Through honest reflection, a lot of my friendships were founded on a mutual love for the same eateries, job industry and ABC sitcoms. But taste buds change and shows get cancelled, and…I’m not completely sure where I am going with this metaphor, but the point is this: If two people share common values beyond a shallow connection and mutual respect for one another, than they can withstand a friendship dry spell or temporary cold war. Otherwise, this person may just be a chapter in your book of life.
I look at my friendship with “Grace” (Name has been changed. But frankly, this person is an accumulation of several people in my life): She and I became friends through a mutual admiration for each other’s tweets. So it shouldn’t have been much of a surprise to me when Grace only wanted to converse in conversations that could be quoted and then simultaneously tweeted. She only frequented places where she could “check-in” on Foursquare, and often be asked the question, “Which filter do you like best?” But alas, here we are. And like the majority of social media mavens, she’s more concerned about what’s hot than what’s substantial. And it looks like our friendship is so last season. And so our relationship endured a friendshift.
However, if you do feel a friendship is worth saving and cherishing, reach out to the person.

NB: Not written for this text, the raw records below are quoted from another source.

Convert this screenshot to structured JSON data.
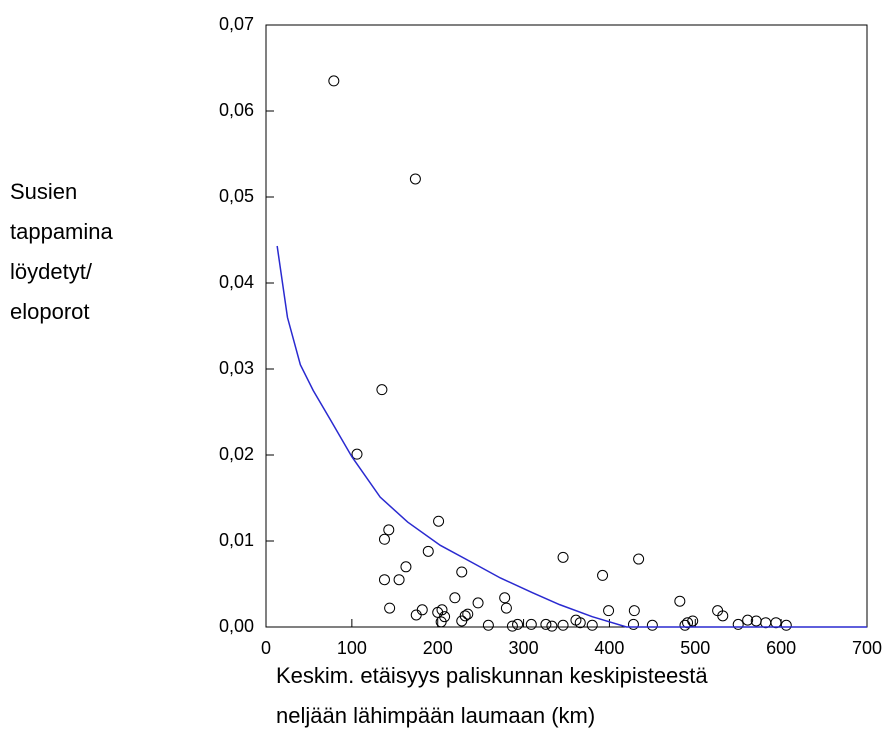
{
  "chart_data": {
    "type": "scatter",
    "xlabel": [
      "Keskim. etäisyys paliskunnan keskipisteestä",
      "neljään lähimpään laumaan  (km)"
    ],
    "ylabel": [
      "Susien",
      "tappamina",
      "löydetyt/",
      "eloporot"
    ],
    "xlim": [
      0,
      700
    ],
    "xticks": [
      0,
      100,
      200,
      300,
      400,
      500,
      600,
      700
    ],
    "ylim": [
      0,
      0.07
    ],
    "yticks": [
      {
        "value": 0,
        "label": "0,00"
      },
      {
        "value": 0.01,
        "label": "0,01"
      },
      {
        "value": 0.02,
        "label": "0,02"
      },
      {
        "value": 0.03,
        "label": "0,03"
      },
      {
        "value": 0.04,
        "label": "0,04"
      },
      {
        "value": 0.05,
        "label": "0,05"
      },
      {
        "value": 0.06,
        "label": "0,06"
      },
      {
        "value": 0.07,
        "label": "0,07"
      }
    ],
    "series": [
      {
        "type": "scatter",
        "color": "#000000",
        "x": [
          79,
          174,
          135,
          106,
          201,
          143,
          138,
          346,
          434,
          189,
          163,
          228,
          392,
          138,
          155,
          482,
          278,
          220,
          247,
          144,
          182,
          280,
          200,
          205,
          175,
          399,
          429,
          526,
          532,
          232,
          235,
          208,
          204,
          228,
          259,
          287,
          293,
          309,
          326,
          333,
          346,
          361,
          366,
          380,
          428,
          450,
          488,
          491,
          497,
          550,
          561,
          571,
          582,
          594,
          606
        ],
        "values": [
          0.0635,
          0.0521,
          0.0276,
          0.0201,
          0.0123,
          0.0113,
          0.0102,
          0.0081,
          0.0079,
          0.0088,
          0.007,
          0.0064,
          0.006,
          0.0055,
          0.0055,
          0.003,
          0.0034,
          0.0034,
          0.0028,
          0.0022,
          0.002,
          0.0022,
          0.0017,
          0.002,
          0.0014,
          0.0019,
          0.0019,
          0.0019,
          0.0013,
          0.0013,
          0.0015,
          0.0012,
          0.0006,
          0.0007,
          0.0002,
          0.0001,
          0.0003,
          0.0003,
          0.0003,
          0.0001,
          0.0002,
          0.0008,
          0.0005,
          0.0002,
          0.0003,
          0.0002,
          0.0002,
          0.0005,
          0.0007,
          0.0003,
          0.0008,
          0.0007,
          0.0005,
          0.0005,
          0.0002
        ]
      },
      {
        "type": "line",
        "color": "#2a2ad0",
        "x": [
          13,
          25,
          40,
          55,
          75,
          100,
          133,
          165,
          203,
          240,
          273,
          310,
          342,
          380,
          420,
          700
        ],
        "values": [
          0.0443,
          0.036,
          0.0305,
          0.0275,
          0.0241,
          0.0198,
          0.0151,
          0.0122,
          0.0095,
          0.0075,
          0.0057,
          0.004,
          0.0026,
          0.0012,
          0,
          0
        ]
      }
    ]
  }
}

If you have the time to read some bored 21-year-old’s blog, you have the time to get coffee or Skype with a friend. (Or ask about/meet-up with her and her new boyfriend when you’re two bars away, *cough, cough*.) Not to sound like your aging, hippie aunt, but in a society where we are all virtually connected, we take for granted face-to-face interaction and quality time. And I think our relationships have suffered enormously because of it. (I know, I know– Groundbreaking observation, Jazmine. What’s next, all girls have daddy issues? But it bears repeating.)
The third stage is revelation
Regardless to if you’ve made the conscious decision to start making more of an effort, or to allow this person to fall on the outskirts of your friendship circles, you will (or at least, should) walk away with some enlightenment.
I’ve voiced my concerns to my fellow friends, and now I am giving thought to how I want to enter prospective friendships. What foundations do I want my friendships to stand on? What is the difference between a “best friend forever” and a “friend for now”? What friend traits could I improve on?
I admit, I feel foolish to have kept some friends so close and not have the same love reciprocated. But in the words of Ray from GIRLS, “Marnie learned another life lesson. Adorable. Here, have a gummy.”
I am not here to negatively denote friendshifts. They are natural, and in many cases, healthy. As people, we change. Therefore, the people we keep around us change. They say friends are the family you choose, and therefore thoughtful friendships are a luxury that we shouldn’t waste…but still, shift happens.
I suppose the greatest thing I want to get across is; if the unexamined life is not worth living, then the unexamined friendship is not worth having. And, if someone isn’t making an effort, why should you?